Re: need help divining PerlTidy option
by 2teez (Vicar) on Oct 25, 2012 at 21:26 UTC

    Okay, I can live with PerlTidy wanting to dictate line length, but what fresh hell prevents it from aligning that string on the new line with... at the very least, the innermost enclosing for loop? Ideally, it would be aligned with the or die on the previous line

    The default maximum line length Perltidy uses is 80 columns ( though not cast in stone ), as stated in the Perltidy documentation.
    However, you can change that like so:
    perltidy -l=85 perlscript.pl Please, note the -l=85.
    Given, the OP preferred format, the CLI command work for me to produce the format you want:

    perltidy -b -i=3 -l=90 perlscript.pl
    Please, see EXAMPLES under Perltidy documentation.

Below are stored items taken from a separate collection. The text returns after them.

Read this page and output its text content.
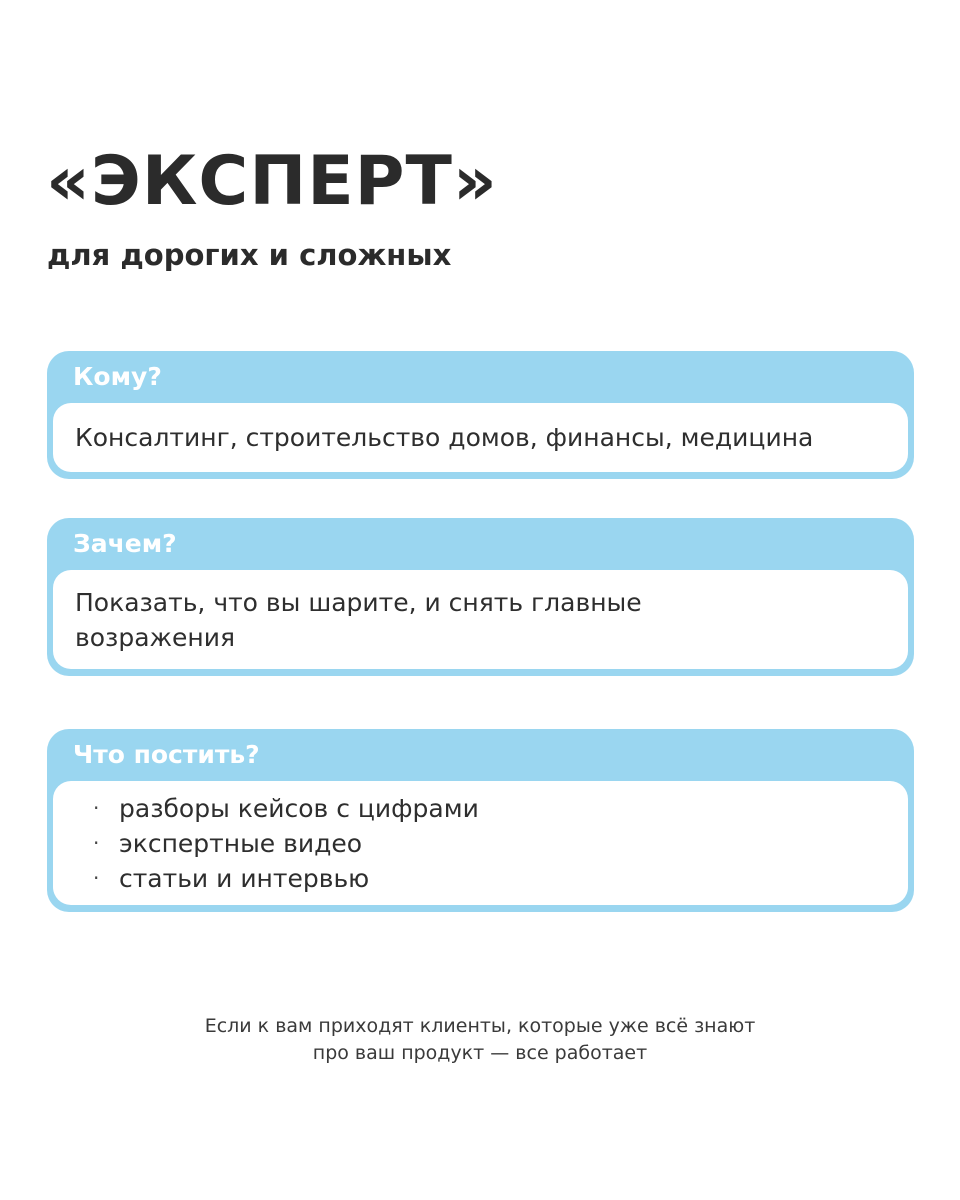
«ЭКСПЕРТ»
для дорогих и сложных
Кому?
Консалтинг, строительство домов, финансы, медицина
Зачем?
Показать, что вы шарите, и снять главные возражения
Что постить?
· разборы кейсов с цифрами
· экспертные видео
· статьи и интервью
Если к вам приходят клиенты, которые уже всё знают
про ваш продукт — все работает
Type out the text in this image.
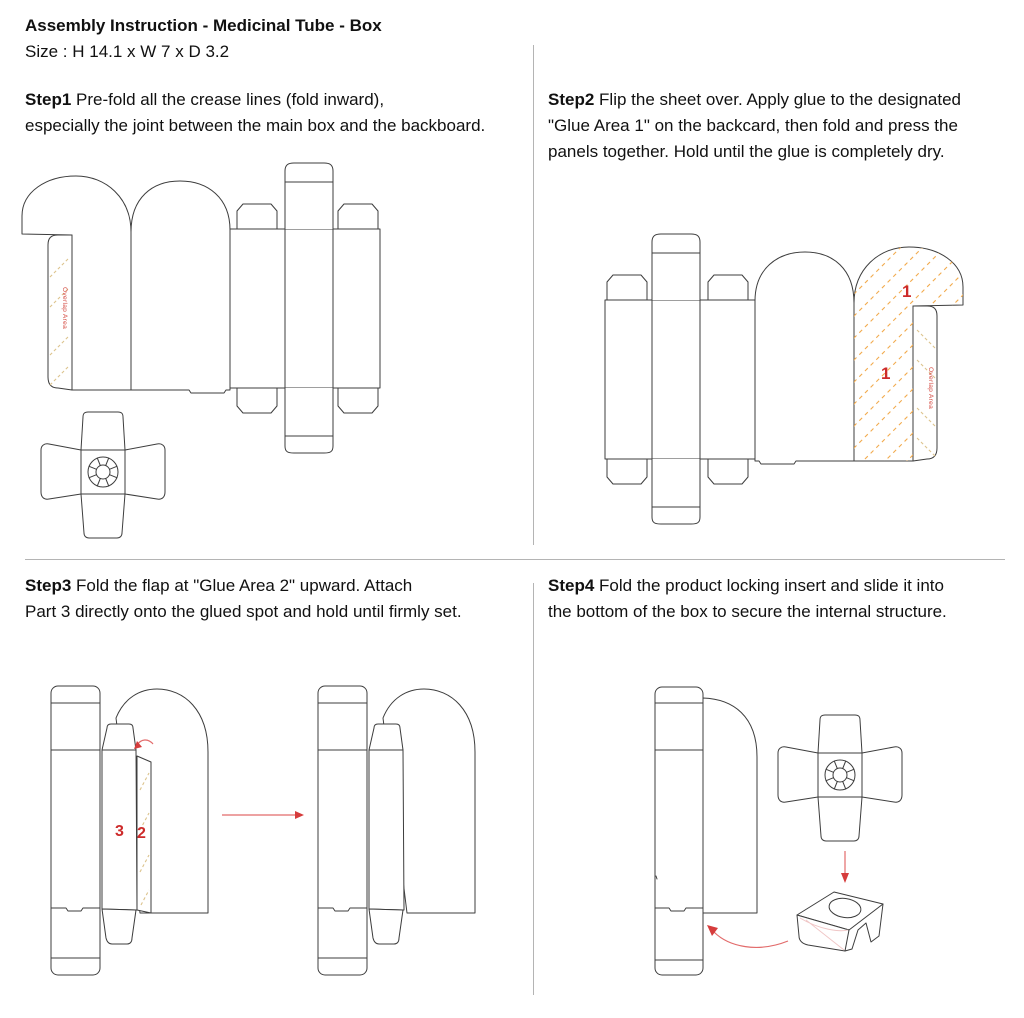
Assembly Instruction - Medicinal Tube - Box

Size : H 14.1 x W 7 x D 3.2

Step1 Pre-fold all the crease lines (fold inward),
especially the joint between the main box and the backboard.

Step2 Flip the sheet over. Apply glue to the designated
"Glue Area 1" on the backcard, then fold and press the
panels together. Hold until the glue is completely dry.

Step3 Fold the flap at "Glue Area 2" upward. Attach
Part 3 directly onto the glued spot and hold until firmly set.

Step4 Fold the product locking insert and slide it into
the bottom of the box to secure the internal structure.

Overlap Area	1
1	Overlap Area
3 2
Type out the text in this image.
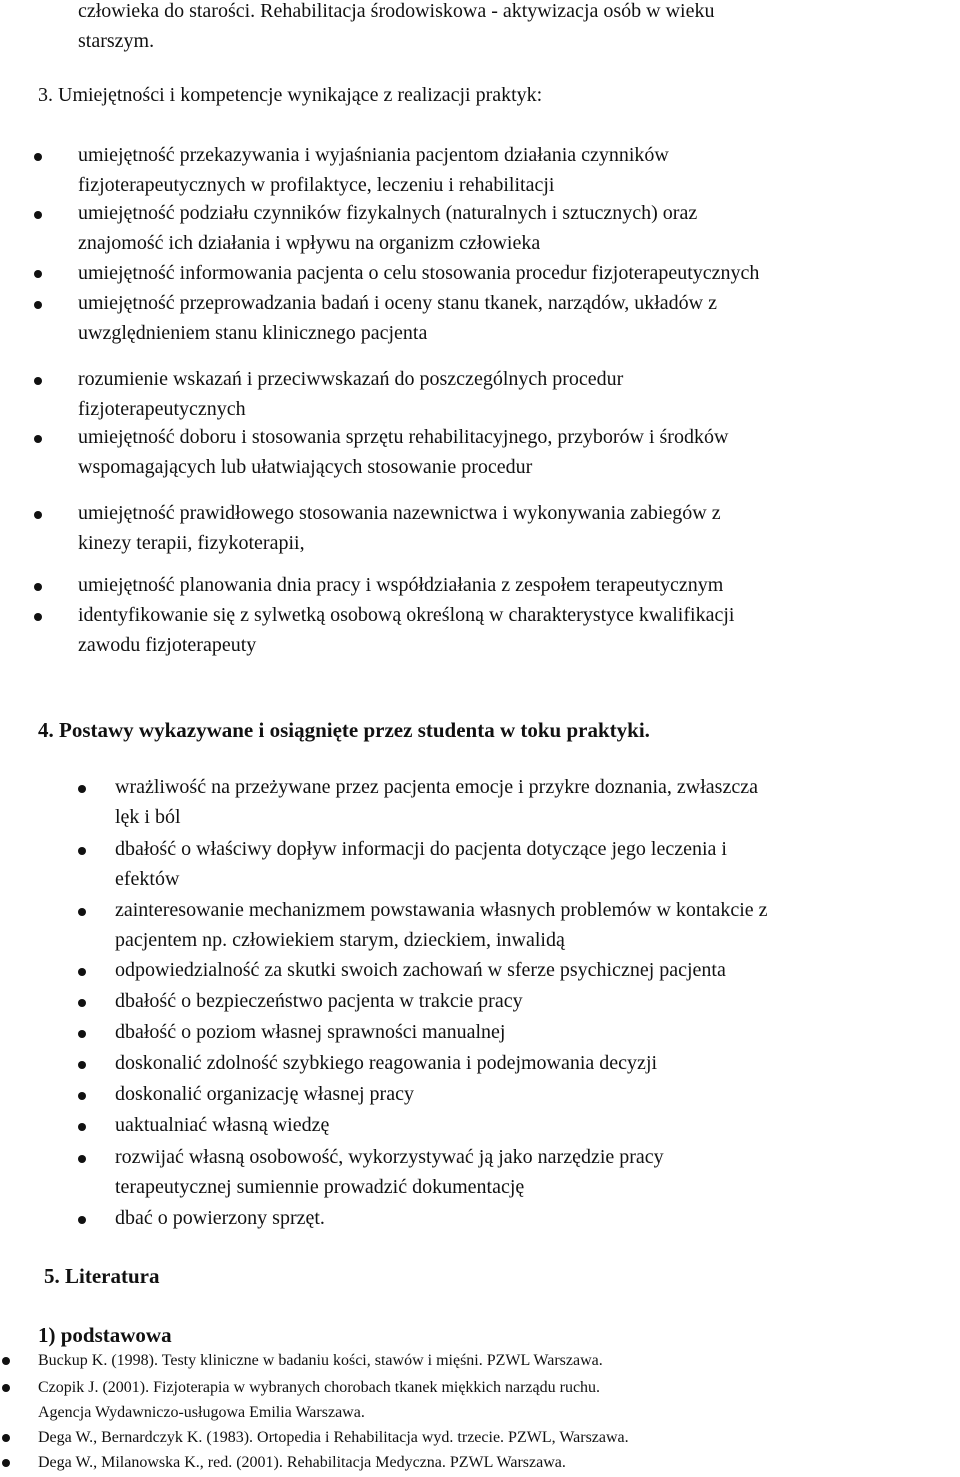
człowieka do starości. Rehabilitacja środowiskowa - aktywizacja osób w wieku

starszym.

3. Umiejętności i kompetencje wynikające z realizacji praktyk:

umiejętność przekazywania i wyjaśniania pacjentom działania czynników

fizjoterapeutycznych w profilaktyce, leczeniu i rehabilitacji

umiejętność podziału czynników fizykalnych (naturalnych i sztucznych) oraz

znajomość ich działania i wpływu na organizm człowieka

umiejętność informowania pacjenta o celu stosowania procedur fizjoterapeutycznych

umiejętność przeprowadzania badań i oceny stanu tkanek, narządów, układów z

uwzględnieniem stanu klinicznego pacjenta

rozumienie wskazań i przeciwwskazań do poszczególnych procedur

fizjoterapeutycznych

umiejętność doboru i stosowania sprzętu rehabilitacyjnego, przyborów i środków

wspomagających lub ułatwiających stosowanie procedur

umiejętność prawidłowego stosowania nazewnictwa i wykonywania zabiegów z

kinezy terapii, fizykoterapii,

umiejętność planowania dnia pracy i współdziałania z zespołem terapeutycznym

identyfikowanie się z sylwetką osobową określoną w charakterystyce kwalifikacji

zawodu fizjoterapeuty

4. Postawy wykazywane i osiągnięte przez studenta w toku praktyki.

wrażliwość na przeżywane przez pacjenta emocje i przykre doznania, zwłaszcza

lęk i ból

dbałość o właściwy dopływ informacji do pacjenta dotyczące jego leczenia i

efektów

zainteresowanie mechanizmem powstawania własnych problemów w kontakcie z

pacjentem np. człowiekiem starym, dzieckiem, inwalidą

odpowiedzialność za skutki swoich zachowań w sferze psychicznej pacjenta

dbałość o bezpieczeństwo pacjenta w trakcie pracy

dbałość o poziom własnej sprawności manualnej

doskonalić zdolność szybkiego reagowania i podejmowania decyzji

doskonalić organizację własnej pracy

uaktualniać własną wiedzę

rozwijać własną osobowość, wykorzystywać ją jako narzędzie pracy

terapeutycznej sumiennie prowadzić dokumentację

dbać o powierzony sprzęt.

5. Literatura
1) podstawowa

Buckup K. (1998). Testy kliniczne w badaniu kości, stawów i mięśni. PZWL Warszawa.

Czopik J. (2001). Fizjoterapia w wybranych chorobach tkanek miękkich narządu ruchu.

Agencja Wydawniczo-usługowa Emilia Warszawa.

Dega W., Bernardczyk K. (1983). Ortopedia i Rehabilitacja wyd. trzecie. PZWL, Warszawa.

Dega W., Milanowska K., red. (2001). Rehabilitacja Medyczna. PZWL Warszawa.
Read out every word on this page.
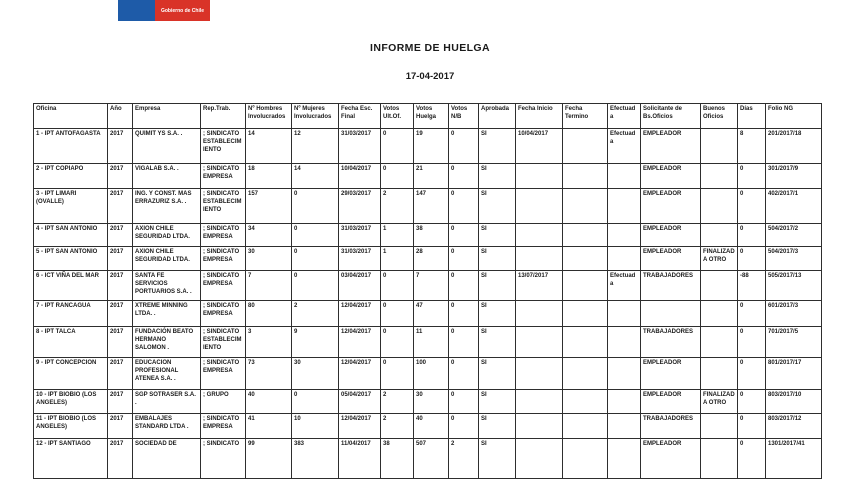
Gobierno de Chile
INFORME DE HUELGA
17-04-2017
Oficina	Año	Empresa	Rep.Trab.	Nº Hombres Involucrados	Nº Mujeres Involucrados	Fecha Esc. Final	Votos Ult.Of.	Votos Huelga	Votos N/B	Aprobada	Fecha Inicio	Fecha Termino	Efectuada	Solicitante de Bs.Oficios	Buenos Oficios	Días	Folio NG
1 - IPT ANTOFAGASTA	2017	QUIMIT YS S.A. .	; SINDICATO ESTABLECIMIENTO	14	12	31/03/2017	0	19	0	SI	10/04/2017		Efectuada	EMPLEADOR		8	201/2017/18
2 - IPT COPIAPO	2017	VIGALAB S.A. .	; SINDICATO EMPRESA	18	14	10/04/2017	0	21	0	SI				EMPLEADOR		0	301/2017/9
3 - IPT LIMARI (OVALLE)	2017	ING. Y CONST. MAS ERRAZURIZ S.A. .	; SINDICATO ESTABLECIMIENTO	157	0	29/03/2017	2	147	0	SI				EMPLEADOR		0	402/2017/1
4 - IPT SAN ANTONIO	2017	AXION CHILE SEGURIDAD LTDA.	; SINDICATO EMPRESA	34	0	31/03/2017	1	38	0	SI				EMPLEADOR		0	504/2017/2
5 - IPT SAN ANTONIO	2017	AXION CHILE SEGURIDAD LTDA.	; SINDICATO EMPRESA	30	0	31/03/2017	1	28	0	SI				EMPLEADOR	FINALIZADA OTRO	0	504/2017/3
6 - ICT VIÑA DEL MAR	2017	SANTA FE SERVICIOS PORTUARIOS S.A. .	; SINDICATO EMPRESA	7	0	03/04/2017	0	7	0	SI	13/07/2017		Efectuada	TRABAJADORES		-88	505/2017/13
7 - IPT RANCAGUA	2017	XTREME MINNING LTDA. .	; SINDICATO EMPRESA	80	2	12/04/2017	0	47	0	SI						0	601/2017/3
8 - IPT TALCA	2017	FUNDACIÓN BEATO HERMANO SALOMON .	; SINDICATO ESTABLECIMIENTO	3	9	12/04/2017	0	11	0	SI				TRABAJADORES		0	701/2017/5
9 - IPT CONCEPCION	2017	EDUCACION PROFESIONAL ATENEA S.A. .	; SINDICATO EMPRESA	73	30	12/04/2017	0	100	0	SI				EMPLEADOR		0	801/2017/17
10 - IPT BIOBIO (LOS ANGELES)	2017	SGP SOTRASER S.A. .	; GRUPO	40	0	05/04/2017	2	30	0	SI				EMPLEADOR	FINALIZADA OTRO	0	803/2017/10
11 - IPT BIOBIO (LOS ANGELES)	2017	EMBALAJES STANDARD LTDA .	; SINDICATO EMPRESA	41	10	12/04/2017	2	40	0	SI				TRABAJADORES		0	803/2017/12
12 - IPT SANTIAGO	2017	SOCIEDAD DE	; SINDICATO	99	383	11/04/2017	38	507	2	SI				EMPLEADOR		0	1301/2017/41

    Note, I will advice you don't go beyond between 72 to 82 columns line length except you know what you are doing (ofcourse you do).
    Another option is that, you can reformat manually after using Perltidy or what about that?

    If you tell me, I'll forget.
    If you show me, I'll remember.
    if you involve me, I'll understand.
    --- Author unknown to me
Re: need help divining PerlTidy option
by Tux (Canon) on Oct 26, 2012 at 09:32 UTC

    Instead of adding arguments to the call, why not write them down in ~/.perltydyrc, where you can add comments and document why you chose the setting and what it does.


    Enjoy, Have FUN! H.Merijn
Re: need help divining PerlTidy option
by temporal (Pilgrim) on Oct 26, 2012 at 08:22 UTC

    Thanks for the replies, guys.

    2teez, I think your solution works only because you extend the line length and then reduce the indentation width. This then allows my example string to fit within the or die line.

    I'd rather have PerlTidy prefer correct indentation alignment over enforcing maximum line length.

    Which is exactly the option that runrig pointed out. The --nooutdent-long-lines option seems to be what I'm looking for. Thanks again, that was driving me crazy =)

    Strange things are afoot at the Circle-K.